BIBLIOTECA MUNICIPAL SARMENTO PIMENTEL

APRESENTAÇÃO

A Biblioteca Municipal Sarmento Pimentel tem como missão garantir o acesso da população a diversos recursos informativos, culturais e educativos, disponíveis para empréstimo e consulta. Seguindo os princípios do Manifesto da UNESCO, responde às necessidades de informação, lazer e educação ao longo da vida, respeitando a diversidade dos utilizadores. Promove o gosto pela leitura, apoia a aprendizagem contínua e contribui para o desenvolvimento cultural da comunidade, oferecendo atividades que enriquecem o tempo livre e estimulam a reflexão, o debate e o pensamento crítico, sendo um espaço aberto, inclusivo e dinâmico.

A Biblioteca Municipal Sarmento Pimentel, de Mirandela, foi inaugurada a 2 de agosto de 1980 Em 1991, após obras de ampliação e remodelação, através de protocolo com o IPLL, integrou a Rede Nacional de Leitura Pública como BM2, ocupando uma área aproximada de 1500 m2.
Situa-se no Centro Cultural Municipal de Mirandela, um espaço de referência que integra também o Museu Municipal Armindo Teixeira Lopes e o Auditório Municipal de Mirandela, assumindo-se como um importante polo cultural da cidade.

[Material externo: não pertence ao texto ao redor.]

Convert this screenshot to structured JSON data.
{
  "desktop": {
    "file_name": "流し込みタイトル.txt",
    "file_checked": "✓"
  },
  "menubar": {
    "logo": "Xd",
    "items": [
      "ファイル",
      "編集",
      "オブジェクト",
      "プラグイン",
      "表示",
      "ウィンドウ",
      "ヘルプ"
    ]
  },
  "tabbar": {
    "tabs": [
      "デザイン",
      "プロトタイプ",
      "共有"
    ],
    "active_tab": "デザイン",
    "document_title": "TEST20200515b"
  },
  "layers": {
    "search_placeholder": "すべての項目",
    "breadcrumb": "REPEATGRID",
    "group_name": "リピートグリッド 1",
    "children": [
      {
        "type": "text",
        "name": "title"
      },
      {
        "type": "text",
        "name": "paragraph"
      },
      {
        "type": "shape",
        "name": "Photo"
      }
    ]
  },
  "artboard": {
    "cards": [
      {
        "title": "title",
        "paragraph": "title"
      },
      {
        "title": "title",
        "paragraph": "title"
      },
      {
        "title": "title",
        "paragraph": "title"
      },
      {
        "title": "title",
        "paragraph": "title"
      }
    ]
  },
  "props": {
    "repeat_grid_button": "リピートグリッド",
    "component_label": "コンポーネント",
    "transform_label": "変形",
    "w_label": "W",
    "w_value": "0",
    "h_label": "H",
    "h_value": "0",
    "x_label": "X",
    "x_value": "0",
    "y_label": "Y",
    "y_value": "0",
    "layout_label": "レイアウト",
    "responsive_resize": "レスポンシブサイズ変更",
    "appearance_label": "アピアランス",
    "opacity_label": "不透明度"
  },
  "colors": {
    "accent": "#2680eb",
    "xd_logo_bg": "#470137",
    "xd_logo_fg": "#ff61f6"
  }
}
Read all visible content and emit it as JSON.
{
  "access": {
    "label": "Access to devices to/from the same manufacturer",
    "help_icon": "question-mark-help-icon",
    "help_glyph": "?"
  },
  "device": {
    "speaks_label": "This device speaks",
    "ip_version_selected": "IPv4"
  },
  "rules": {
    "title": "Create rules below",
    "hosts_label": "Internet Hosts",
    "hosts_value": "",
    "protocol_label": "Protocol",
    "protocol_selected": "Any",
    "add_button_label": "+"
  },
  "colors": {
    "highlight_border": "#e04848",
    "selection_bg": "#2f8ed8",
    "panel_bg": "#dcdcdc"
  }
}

Inicialmente integrou o fundo bibliográfico da Biblioteca Fixa nº 56 da Fundação Calouste Gulbenkian e o espólio doado pelo Patrono, o General Sarmento Pimentel.

João Maria Sarmento Pimentel, nasceu em Eixes, concelho de Mirandela, em 18/12/1888 e faleceu em S. Paulo (Brasil) em 13/10/1987.

Foi um oficial de Cavalaria do Exército Português, escritor, memorialista e político que se distinguiu na luta contra os governos ditatoriais da Ditadura Nacional e do Estado Novo. Expulso do Exército Português, foi o decano dos exilados no Brasil tornando-se referência e líder da oposição à ditadura neste país a partir de 1927.

O espólio reúne um valiosíssimo património pessoal constituído por mais de 5000 títulos bibliográficos e cerca de 4000 cartas manuscritas e dactilografadas, produto de uma intensa correspondência mantida durante 60 anos com figuras da cultura e política da época, algumas também exiladas no Brasil, como foi o caso de Jorge de Sena, Jaime Cortesão, Adolfo Casais Monteiro, António Sérgio, Agostinho da Silva, Ferreira de Castro, Bernardino Machado, entre outros.

Do total do acervo constituído por cerca de 71000 exemplares, distribuídos por vários fundos, destacamos ainda o Fundo Local doado pelo bibliófilo Nuno Canavez, cuja temática versa Trás-os-Montes e Alto-Douro.